Zudem hat meine Kurbel radialspiel. Ich habe die Kurbel und das Tretlager inzwischen auseinander gebaut, gereinigt, gefettet und wieder festgezogen. Das brachte keine Besserung.
Die Lager machen an sich einen guten Eindruck. Kein kratzendes Geräusch oder irgendein stocken. Laufen butterweich. Ich vermute das die Kunststoffschalen welche an der Kurbel anliegen vermutlich abgenutzt sind und somit die Kurbelwelle nicht mehr sauber aufliegt. Kann das so sein? Muss man wirklich komplett neue Lager kaufen oder kann man diese Kunststoffteile ersetzen?

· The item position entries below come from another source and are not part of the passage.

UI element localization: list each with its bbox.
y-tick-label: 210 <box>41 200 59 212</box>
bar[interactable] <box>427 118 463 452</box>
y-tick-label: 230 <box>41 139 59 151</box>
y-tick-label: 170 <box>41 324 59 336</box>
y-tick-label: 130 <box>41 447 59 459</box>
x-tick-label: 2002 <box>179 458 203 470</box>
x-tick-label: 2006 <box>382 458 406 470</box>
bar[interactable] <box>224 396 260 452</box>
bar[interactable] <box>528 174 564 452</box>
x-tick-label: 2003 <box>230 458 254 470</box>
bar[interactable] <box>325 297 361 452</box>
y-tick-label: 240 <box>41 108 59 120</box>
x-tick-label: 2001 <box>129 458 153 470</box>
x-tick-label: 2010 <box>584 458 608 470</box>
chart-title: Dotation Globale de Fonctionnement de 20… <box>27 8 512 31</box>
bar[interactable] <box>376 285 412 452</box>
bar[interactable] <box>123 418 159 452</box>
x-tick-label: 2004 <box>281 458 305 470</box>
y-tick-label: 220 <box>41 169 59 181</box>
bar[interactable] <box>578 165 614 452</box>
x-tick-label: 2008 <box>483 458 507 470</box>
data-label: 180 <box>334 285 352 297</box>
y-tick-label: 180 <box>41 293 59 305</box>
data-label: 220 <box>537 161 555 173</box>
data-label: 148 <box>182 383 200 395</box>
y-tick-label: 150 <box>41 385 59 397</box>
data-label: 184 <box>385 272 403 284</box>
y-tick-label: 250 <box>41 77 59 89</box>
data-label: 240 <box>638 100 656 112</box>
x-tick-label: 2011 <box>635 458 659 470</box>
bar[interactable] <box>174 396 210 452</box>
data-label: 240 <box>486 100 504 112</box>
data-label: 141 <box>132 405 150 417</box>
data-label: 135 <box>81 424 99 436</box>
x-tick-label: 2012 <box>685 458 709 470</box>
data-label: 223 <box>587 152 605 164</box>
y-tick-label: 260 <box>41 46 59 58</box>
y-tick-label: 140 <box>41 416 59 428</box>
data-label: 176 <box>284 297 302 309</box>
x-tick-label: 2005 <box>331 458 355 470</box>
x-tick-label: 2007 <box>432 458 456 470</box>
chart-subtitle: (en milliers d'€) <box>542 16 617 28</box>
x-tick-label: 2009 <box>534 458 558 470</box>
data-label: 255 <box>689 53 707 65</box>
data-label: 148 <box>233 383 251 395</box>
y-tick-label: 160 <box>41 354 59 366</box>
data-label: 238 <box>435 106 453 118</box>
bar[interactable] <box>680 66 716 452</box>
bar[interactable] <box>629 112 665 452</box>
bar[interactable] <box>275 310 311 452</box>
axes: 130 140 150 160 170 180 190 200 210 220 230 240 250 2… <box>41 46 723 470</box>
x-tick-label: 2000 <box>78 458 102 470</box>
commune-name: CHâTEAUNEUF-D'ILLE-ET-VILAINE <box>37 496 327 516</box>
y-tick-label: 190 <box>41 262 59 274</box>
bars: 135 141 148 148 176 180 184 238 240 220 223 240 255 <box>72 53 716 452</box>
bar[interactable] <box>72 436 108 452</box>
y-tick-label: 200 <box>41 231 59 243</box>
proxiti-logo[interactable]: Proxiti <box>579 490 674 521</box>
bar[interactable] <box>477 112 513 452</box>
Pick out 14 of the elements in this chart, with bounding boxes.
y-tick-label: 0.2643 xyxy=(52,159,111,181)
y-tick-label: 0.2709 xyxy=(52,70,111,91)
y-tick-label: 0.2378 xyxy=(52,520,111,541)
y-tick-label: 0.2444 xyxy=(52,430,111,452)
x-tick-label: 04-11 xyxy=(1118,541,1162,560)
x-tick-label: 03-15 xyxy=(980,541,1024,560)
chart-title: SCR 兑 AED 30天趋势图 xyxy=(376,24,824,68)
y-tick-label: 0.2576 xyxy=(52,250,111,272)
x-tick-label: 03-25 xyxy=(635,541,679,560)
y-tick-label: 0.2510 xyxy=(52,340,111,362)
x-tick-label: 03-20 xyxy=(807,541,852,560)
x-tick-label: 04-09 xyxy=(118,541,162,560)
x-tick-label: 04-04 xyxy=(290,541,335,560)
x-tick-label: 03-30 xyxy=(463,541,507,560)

Wenn ja, welche Lager benötige ich? 

Gruß und Dank Marc


----------



## marc53844 (25. Mai 2015)

?


----------



## MTB-News.de




----------



## knoerrli (26. Mai 2015)

Ich glaub die Saint Pedale sind ansich ziemlich stabil(und damit leider auch ziemlich schwer).
Mag sein das es noch stabilere gibt aber bei einem Sturz bekommt man auch diese klein. 
Beim Tretlager bin ich mir nicht ganz sicher aber ich habe für ein GXP Innenlager noch keine Einzelteile gesehen. Du wirst dir also ein neues Lager kaufen müssen. Kostenpunkt ca. 30€ also verschmerzbar.


----------



## marc53844 (26. Mai 2015)

Ich war gerade bei H&S. Selbst dort war es ein Rätselraten welches Lager da verbaut ist ...
Schon blöd wenn der Mitarbeiter mit seinem Kollegen zusammen vor dem Laptop sitzen und auf der Bike-Discount-seite die Beschreibung des Rades durchlesen ... also so schlau war ich auch und INformationen zum Lager gab es da ebenfalls nicht.
Wie auch immer. Wir haben es dann rausgefunden. Leider nicht vor Ort.
MUss ich nun bestellen.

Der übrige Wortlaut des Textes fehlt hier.